不过说起娘炮这件事,林芜终于想起哪儿不对劲了,那个煎茶女子的骨架,比寻常女子大些,但是……那个劳什子谢世子不会这么矮吧,也就比自己高那么一丢丢……
是夜,林芜正准备打水沐浴,却总感觉有那么一道视线落在自己身上,怕不是来了梁上君子。这衣服,脱,还是不脱呢?
林芜大大方方的脱得只剩下一块肚兜和亵裤,梁上君子按捺不住了,但是窗户就在林芜正对面,此刻因为她要沐浴正紧闭着,梁上君子捂着鼻子思索着要不要弄出点动静。
林芜叫来了丫鬟往水里倒牛奶,心想难得奢侈一把,而且嫁人之前府里对林芜的不过分的要求还是能够满足的,毕竟林芜也算得上是林府的二三四五六七八九十分之一的面子。

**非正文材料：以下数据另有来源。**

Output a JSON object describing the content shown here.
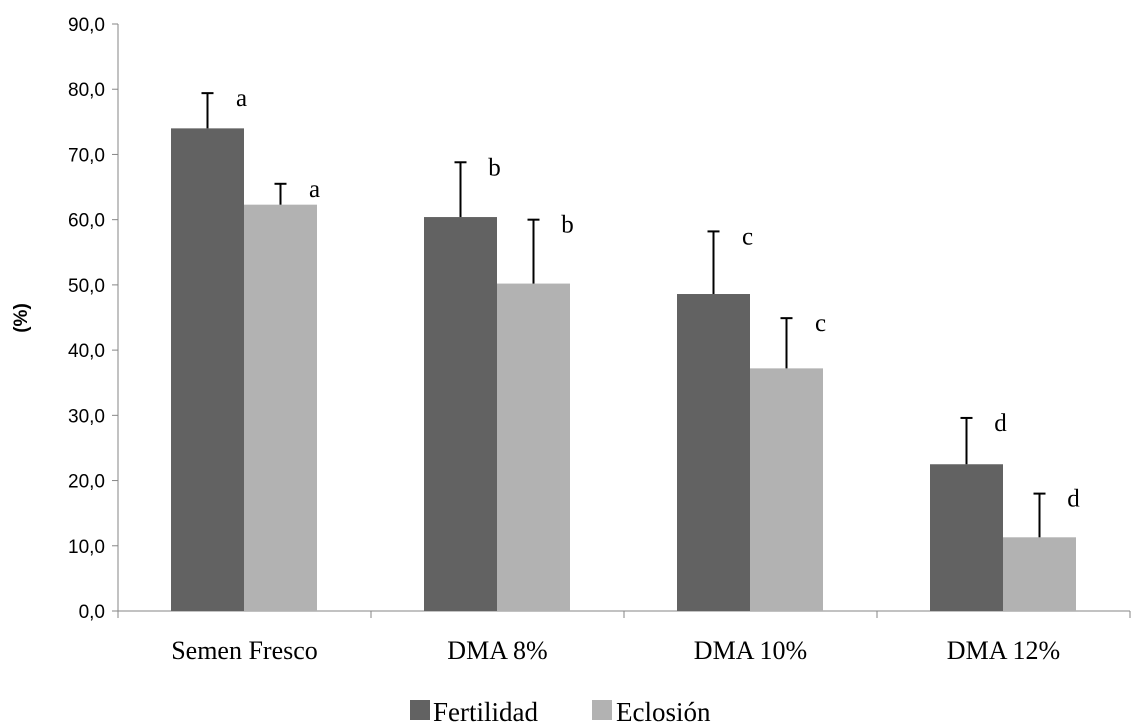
{
  "chart_data": {
    "type": "bar",
    "title": "",
    "xlabel": "",
    "ylabel": "(%)",
    "ylim": [
      0,
      90
    ],
    "y_ticks": [
      "0,0",
      "10,0",
      "20,0",
      "30,0",
      "40,0",
      "50,0",
      "60,0",
      "70,0",
      "80,0",
      "90,0"
    ],
    "categories": [
      "Semen Fresco",
      "DMA 8%",
      "DMA 10%",
      "DMA 12%"
    ],
    "series": [
      {
        "name": "Fertilidad",
        "color": "#626262",
        "values": [
          74.0,
          60.4,
          48.6,
          22.5
        ],
        "error_upper": [
          79.4,
          68.8,
          58.2,
          29.6
        ],
        "significance": [
          "a",
          "b",
          "c",
          "d"
        ]
      },
      {
        "name": "Eclosión",
        "color": "#b2b2b2",
        "values": [
          62.3,
          50.2,
          37.2,
          11.3
        ],
        "error_upper": [
          65.5,
          60.0,
          44.9,
          18.0
        ],
        "significance": [
          "a",
          "b",
          "c",
          "d"
        ]
      }
    ],
    "grid": false,
    "legend_position": "bottom"
  }
}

肚兜和亵裤是在牛奶浴里脱掉的,梁上君子已经快要晕过去了,面对这等诱惑,梁上君子选择放弃抵抗,但还是在林芜起身穿衣时闭上了眼。
梁上君子来了七个晚上,这对俩人来说都有些煎熬。这一夜林芜不知在想些什么,在床上翻来覆去睡不着,拿起了放在枕头底下跟着自己一起穿过来的手术刀盯着看,心想这手术刀的锋利自己倒是没体会过,神色一暗,想在自己手臂上划上一道。
在刀片快要触碰到手臂时,梁上君子翻身下来抓住了她的手腕拧掉了刀柄。
林芜身子微僵,遂即迫使自己冷静下来,呼吸平稳着开口:“终于下来了?”
——
林芜没见过这么不要脸的马蚤货,也没见过这么好看的马蚤货。
眼前这人开口“娘子”闭口“娘子”时不时还给自己抛媚眼,林芜一口气憋着咬牙切齿:“谢情?”
“嗯哼~”谢言澜娇滴滴的。
“缩骨功?”
“嗯哼~”
林芜有些牙酸,感觉自己鸡皮疙瘩都起来了,头皮发麻。
林芜深感自己是个辫太,她发现自己挺吃谢言澜这一套的。
“人家这么不是想见见未来娘子嘛~”谢言澜接着抛媚眼。
林芜不知道自己将会被谢言澜的做作晃瞎眼的还是被这一袭红衣亮瞎眼的,林芜仍旧憋着一口气闭了眼睛:“见了七天还不够?”
谢言澜厚着脸皮想要贴身上前:“怎~样~都~不~够~”
麻了,这个世界。
“我刀呢?”
“不给~”
“玛德快点给老子!”
“刀剑无眼~娘子不要玩刀哦~”
“还没成亲叫什么娘子!叫爹!”林芜嘴在前面跑,脑子在后面追,开口就感觉哪不对,嗯,冒犯了……
谢言澜微愣,笑意更甚:“爹爹~”
玛德,臭不要脸。
手术刀被没收了,林芜整个人都不好了,那可是唯一和自己作伴的“穿越者”啊!
该死的马蚤狐狸!
林芜躺着无言看着帘顶,半梦半醒的睡了过去,梦里谢狐狸粉色头发粉色耳朵捂嘴笑着对着自己“雷霆侘寂”“真瞳显现”,生生把自己惊醒,回过神来竟然惊出一身冷汗,细细品来感觉这事谢狐狸也做的出,脑子里糊里糊涂地想着谢狐狸的“雷光凄美啊”又安心睡了过去。
——
谢林两家挑了个最近的良辰吉日把林芜泼出去了,林芜对于洞房这件事表示很期待,谢言澜听了有些无奈地扶额,耳朵微微泛红。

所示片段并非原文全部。